So naja nun kompiliert es ja schon mal fehlerfrei.  Aber einen Button mit der Aufschrift "asd" sehe ich in meinem View aber trotzdem nicht!?!

bye Saxony


----------



## Saxony (21. Feb 2008)

So ich hole den Thread nochmal hervor, da mein Problem nach wie vor besteht. 

Alle Beispiele die ich mir dazu angeschaut habe, gahen davon aus, dass ich mit neuem Display und neuer Shell arbeiten möchte.

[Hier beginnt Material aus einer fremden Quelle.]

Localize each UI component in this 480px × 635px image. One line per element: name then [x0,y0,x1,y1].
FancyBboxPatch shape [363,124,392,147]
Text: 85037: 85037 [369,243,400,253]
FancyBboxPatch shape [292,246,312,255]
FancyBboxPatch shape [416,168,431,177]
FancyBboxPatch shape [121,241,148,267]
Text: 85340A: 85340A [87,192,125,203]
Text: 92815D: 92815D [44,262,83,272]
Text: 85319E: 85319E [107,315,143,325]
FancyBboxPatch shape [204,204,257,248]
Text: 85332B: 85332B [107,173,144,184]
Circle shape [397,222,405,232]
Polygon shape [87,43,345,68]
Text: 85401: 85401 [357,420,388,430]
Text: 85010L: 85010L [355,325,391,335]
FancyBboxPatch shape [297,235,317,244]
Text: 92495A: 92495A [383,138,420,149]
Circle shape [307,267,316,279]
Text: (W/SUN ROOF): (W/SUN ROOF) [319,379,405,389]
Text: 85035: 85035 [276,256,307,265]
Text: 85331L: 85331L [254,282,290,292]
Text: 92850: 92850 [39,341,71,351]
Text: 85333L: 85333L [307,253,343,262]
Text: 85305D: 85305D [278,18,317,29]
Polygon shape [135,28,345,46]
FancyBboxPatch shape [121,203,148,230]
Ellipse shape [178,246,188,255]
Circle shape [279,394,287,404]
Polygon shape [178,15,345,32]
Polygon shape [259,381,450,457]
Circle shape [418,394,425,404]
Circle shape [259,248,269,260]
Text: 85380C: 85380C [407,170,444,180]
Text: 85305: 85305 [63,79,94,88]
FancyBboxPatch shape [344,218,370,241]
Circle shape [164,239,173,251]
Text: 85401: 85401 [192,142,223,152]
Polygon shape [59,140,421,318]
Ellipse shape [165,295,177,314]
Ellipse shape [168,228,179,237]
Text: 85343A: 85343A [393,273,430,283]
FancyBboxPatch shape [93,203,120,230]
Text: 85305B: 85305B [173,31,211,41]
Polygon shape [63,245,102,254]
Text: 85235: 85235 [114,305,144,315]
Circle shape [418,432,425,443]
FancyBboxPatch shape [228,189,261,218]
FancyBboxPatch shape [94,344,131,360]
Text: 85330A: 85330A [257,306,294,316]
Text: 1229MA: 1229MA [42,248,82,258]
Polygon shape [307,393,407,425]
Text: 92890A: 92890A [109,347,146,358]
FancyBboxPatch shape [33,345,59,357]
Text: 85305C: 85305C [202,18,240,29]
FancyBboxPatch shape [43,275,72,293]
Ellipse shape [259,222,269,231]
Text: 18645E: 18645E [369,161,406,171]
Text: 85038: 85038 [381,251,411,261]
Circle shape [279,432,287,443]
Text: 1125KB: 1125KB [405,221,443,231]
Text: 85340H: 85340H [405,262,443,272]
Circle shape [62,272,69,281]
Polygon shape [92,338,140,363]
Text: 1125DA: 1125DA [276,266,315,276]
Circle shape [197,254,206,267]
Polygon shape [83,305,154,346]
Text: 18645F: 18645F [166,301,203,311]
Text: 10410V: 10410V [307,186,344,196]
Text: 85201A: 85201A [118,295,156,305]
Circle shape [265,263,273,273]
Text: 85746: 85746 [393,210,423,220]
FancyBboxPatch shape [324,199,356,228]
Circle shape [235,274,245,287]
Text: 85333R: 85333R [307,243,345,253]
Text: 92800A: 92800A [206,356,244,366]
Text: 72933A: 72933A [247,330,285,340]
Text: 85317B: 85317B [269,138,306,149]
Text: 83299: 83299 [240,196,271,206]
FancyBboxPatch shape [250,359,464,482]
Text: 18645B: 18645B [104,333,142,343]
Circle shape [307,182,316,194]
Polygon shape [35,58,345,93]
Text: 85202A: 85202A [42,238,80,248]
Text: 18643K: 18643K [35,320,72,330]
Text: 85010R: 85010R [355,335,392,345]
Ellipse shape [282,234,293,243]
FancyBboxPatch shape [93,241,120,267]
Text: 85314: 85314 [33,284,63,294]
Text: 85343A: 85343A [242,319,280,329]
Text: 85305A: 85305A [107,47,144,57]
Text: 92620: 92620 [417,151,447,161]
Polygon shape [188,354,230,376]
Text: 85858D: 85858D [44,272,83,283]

Ich möchte aber ein JPanel in einen existierenden View anzeigen lassen. Vielleicht fange ich da ja auch schon falsch an!?!

bye Saxony


----------



## Wildcard (21. Feb 2008)

Ich verstehe nicht was die neue Shell da zu suchen hat. Du willst das doch in deiner View?


----------



## Saxony (21. Feb 2008)

Ja !! Nur wie ?


----------



## Wildcard (21. Feb 2008)

Die EMBEDDED Composite muss einfach ein Kind von 'parent' sein.
Eine neue Shell hat da nichts verloren  :wink:


----------



## Saxony (21. Feb 2008)

LOL - jo danke.

parent war das Zauberwort. 

Vielen Dank!

bye Saxony


----------